An intimate story about the author's search for her brother who went missing in action during war in Croatia in 1991. In a way, the film is a follow-up of the author's grandmother whose husband was killed in World War II. For the rest of her life the grandmother was awaiting his return. The Boy Who Rushed won numerous national and international awards, including the annual Vladimir Nazor Award for Film. It was shown at more than twenty international festivals. In 2001, it was Croatian candidate for Oscar for Best Documentary Film. The Boy Who Rushed is one of the best and most awarded Croatian documentaries in the past two decades.
Milan and Silvana live in Medulin, a small coastal town in Croatia. Milan rears cows on the nearby island of Finera, tending them daily, as many did before him. But Silvana wants much more and keeps complaining that Milan should pay more attention to their house and possibly rent it to tourists. However, a dramatic event in Milan's life will clearly show that the times have changed and they are not getting any younger.

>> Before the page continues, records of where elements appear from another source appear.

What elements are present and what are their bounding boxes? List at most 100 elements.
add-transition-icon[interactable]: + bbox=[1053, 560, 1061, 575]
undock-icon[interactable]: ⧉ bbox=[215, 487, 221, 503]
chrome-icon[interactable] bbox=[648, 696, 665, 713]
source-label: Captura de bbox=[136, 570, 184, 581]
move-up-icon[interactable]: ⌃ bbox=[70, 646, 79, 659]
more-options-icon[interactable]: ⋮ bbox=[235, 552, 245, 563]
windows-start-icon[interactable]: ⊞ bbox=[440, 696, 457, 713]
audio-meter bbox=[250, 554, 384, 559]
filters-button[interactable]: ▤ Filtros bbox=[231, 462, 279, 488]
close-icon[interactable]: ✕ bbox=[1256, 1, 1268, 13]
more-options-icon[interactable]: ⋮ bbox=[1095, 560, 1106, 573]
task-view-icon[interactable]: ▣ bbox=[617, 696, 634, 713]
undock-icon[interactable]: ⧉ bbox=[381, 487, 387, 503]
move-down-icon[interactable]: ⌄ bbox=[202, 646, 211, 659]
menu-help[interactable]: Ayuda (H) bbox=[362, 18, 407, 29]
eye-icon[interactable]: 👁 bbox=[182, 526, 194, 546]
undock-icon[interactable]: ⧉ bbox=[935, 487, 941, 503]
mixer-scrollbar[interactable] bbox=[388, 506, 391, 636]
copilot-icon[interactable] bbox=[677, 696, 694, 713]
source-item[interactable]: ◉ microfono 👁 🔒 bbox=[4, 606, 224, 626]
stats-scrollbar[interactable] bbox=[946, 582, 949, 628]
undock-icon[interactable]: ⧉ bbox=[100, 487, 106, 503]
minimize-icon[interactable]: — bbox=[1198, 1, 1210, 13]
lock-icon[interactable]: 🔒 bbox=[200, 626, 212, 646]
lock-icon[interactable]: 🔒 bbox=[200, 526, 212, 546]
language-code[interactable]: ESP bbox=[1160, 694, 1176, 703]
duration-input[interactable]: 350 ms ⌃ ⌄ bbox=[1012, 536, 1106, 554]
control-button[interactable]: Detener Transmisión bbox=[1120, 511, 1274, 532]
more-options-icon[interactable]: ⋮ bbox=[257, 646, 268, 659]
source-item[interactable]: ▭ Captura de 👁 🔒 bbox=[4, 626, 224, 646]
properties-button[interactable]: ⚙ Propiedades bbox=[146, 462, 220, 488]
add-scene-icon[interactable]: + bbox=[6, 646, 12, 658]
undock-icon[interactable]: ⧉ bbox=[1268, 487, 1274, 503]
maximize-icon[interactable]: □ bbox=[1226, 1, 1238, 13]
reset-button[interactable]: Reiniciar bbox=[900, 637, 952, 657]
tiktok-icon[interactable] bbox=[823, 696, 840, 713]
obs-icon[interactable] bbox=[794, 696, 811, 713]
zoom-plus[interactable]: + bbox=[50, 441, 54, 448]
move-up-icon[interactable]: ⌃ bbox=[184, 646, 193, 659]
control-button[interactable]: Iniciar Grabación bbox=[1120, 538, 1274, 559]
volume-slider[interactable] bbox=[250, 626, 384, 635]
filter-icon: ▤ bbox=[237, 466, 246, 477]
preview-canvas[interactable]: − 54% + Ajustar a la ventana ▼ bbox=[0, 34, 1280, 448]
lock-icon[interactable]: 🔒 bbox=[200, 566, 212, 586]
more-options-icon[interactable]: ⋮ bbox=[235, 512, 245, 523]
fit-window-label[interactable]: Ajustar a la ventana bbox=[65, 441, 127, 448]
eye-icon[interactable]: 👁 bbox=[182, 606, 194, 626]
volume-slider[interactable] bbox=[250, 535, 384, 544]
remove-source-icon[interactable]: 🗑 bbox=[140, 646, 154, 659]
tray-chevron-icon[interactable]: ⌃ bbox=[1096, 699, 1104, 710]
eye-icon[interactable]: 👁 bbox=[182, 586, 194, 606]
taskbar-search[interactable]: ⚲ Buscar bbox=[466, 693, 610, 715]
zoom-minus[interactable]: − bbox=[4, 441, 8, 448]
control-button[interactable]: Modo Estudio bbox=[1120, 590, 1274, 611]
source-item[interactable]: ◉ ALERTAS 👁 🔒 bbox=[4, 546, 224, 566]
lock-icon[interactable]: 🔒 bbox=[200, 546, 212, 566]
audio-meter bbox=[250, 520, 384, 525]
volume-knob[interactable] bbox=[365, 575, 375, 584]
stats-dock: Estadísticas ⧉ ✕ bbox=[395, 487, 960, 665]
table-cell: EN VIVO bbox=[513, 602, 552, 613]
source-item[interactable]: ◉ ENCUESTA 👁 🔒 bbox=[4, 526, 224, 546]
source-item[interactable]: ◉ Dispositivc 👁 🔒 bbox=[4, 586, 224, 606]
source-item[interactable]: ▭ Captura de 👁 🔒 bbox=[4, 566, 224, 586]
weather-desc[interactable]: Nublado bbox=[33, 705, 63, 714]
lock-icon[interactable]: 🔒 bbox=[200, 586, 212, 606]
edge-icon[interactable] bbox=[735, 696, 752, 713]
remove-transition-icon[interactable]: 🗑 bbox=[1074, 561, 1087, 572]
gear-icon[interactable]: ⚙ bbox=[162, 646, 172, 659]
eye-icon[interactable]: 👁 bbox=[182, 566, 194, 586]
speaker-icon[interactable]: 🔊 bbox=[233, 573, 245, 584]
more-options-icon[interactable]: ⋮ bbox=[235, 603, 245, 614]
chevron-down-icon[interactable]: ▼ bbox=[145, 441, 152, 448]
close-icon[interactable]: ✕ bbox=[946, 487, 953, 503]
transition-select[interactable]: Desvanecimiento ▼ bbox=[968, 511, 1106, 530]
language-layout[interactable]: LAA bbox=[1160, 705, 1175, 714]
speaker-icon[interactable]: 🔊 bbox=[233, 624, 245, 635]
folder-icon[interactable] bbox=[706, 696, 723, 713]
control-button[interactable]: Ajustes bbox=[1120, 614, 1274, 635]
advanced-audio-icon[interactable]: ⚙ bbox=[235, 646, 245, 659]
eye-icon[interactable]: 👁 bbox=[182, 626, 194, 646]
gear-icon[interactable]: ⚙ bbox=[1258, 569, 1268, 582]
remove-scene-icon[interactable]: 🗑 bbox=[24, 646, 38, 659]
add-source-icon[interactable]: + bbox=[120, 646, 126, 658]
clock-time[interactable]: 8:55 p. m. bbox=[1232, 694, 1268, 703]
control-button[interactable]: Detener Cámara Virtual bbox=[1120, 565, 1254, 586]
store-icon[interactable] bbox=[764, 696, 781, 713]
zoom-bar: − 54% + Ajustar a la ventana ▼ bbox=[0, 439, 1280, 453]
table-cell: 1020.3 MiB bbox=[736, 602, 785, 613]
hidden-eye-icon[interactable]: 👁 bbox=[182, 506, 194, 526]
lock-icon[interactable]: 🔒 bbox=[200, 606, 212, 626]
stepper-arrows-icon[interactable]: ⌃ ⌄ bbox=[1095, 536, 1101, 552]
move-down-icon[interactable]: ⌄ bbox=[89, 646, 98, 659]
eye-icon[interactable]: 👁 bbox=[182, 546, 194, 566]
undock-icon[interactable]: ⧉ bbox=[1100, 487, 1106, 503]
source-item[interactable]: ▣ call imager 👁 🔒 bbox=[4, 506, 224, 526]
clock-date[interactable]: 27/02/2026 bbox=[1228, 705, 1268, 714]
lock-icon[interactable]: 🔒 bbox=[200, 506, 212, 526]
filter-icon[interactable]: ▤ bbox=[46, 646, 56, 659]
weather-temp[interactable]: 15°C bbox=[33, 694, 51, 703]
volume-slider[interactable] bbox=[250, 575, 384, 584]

Lidija is 37, she was born in a small town on the Croatian coast. At the age of 19 she left for Amsterdam, where she was promised a waitressing job, but she ended up in the Red Light District. After 15 years, she returns to her hometown to turn a new page and become a mother. In the film she speaks up for the first time about leaving and returning to a conservative community, everything she experienced in between and describes Amsterdam’s windows, porn sets, Playboy covers.
Pescenica is an old industrial suburb of Zagreb. As a satirical depiction of Croatia's recent politics, it has been declared independent republic. What's it like there today? Over a year, the film crew was combing streets, avenues, parks and backyards, focusing on the lives of four Pescenica inhabitants: its self-proclaimed president, a teacher in a Roma school, a cleaning lady in a film distribution company and a young stage director. All that in order to portray Pescenopolis, the film's protagonist that floats between mud and clouds.
iIsland is a feature documentary about the last 13 inhabitants of the island of Biševo and their struggles to save the island community from extinction. Lada, who is a yoga instructor, and Lucio, who works as a cook on a ship, have established a city council for the island to obtain legal status. They hope this will protect it from the aggressive tourist industry, which wants to turn the old school building into a tourist centre with multimedia, touch-screen presentations.
Over almost half a century, the house in Zagreb at 35 Kraljevec has sheltered many diverse people. At some point in life, it was everyone’s home. Many of the house’s tenants were prominent in different fields of artistic and social activities, so it was the place where amazing books, film scripts, photographs, illustrations, music, shows, films were made… The house, originally built by Slobodan Praljak, hosted, among others, Abdulah Sidran, Goran Babić, the Ayllu group, Igor Kordej, Goran Pavelić Pipo, Milan Trenc, Davor Slamnig and Pjer Žardin, with Mirko Ilić, Vilim Matula, Davor Gobac and frequent visitors. The tenants later scattered across the world: South America, Canada, New York, The Hague, Belgrade, Sarajevo and Ljubljana. Following their destinies, the current house owner and film director Pero Kvesić speaks about the past as well as the present time. Written and directed by: Pero Kvesić.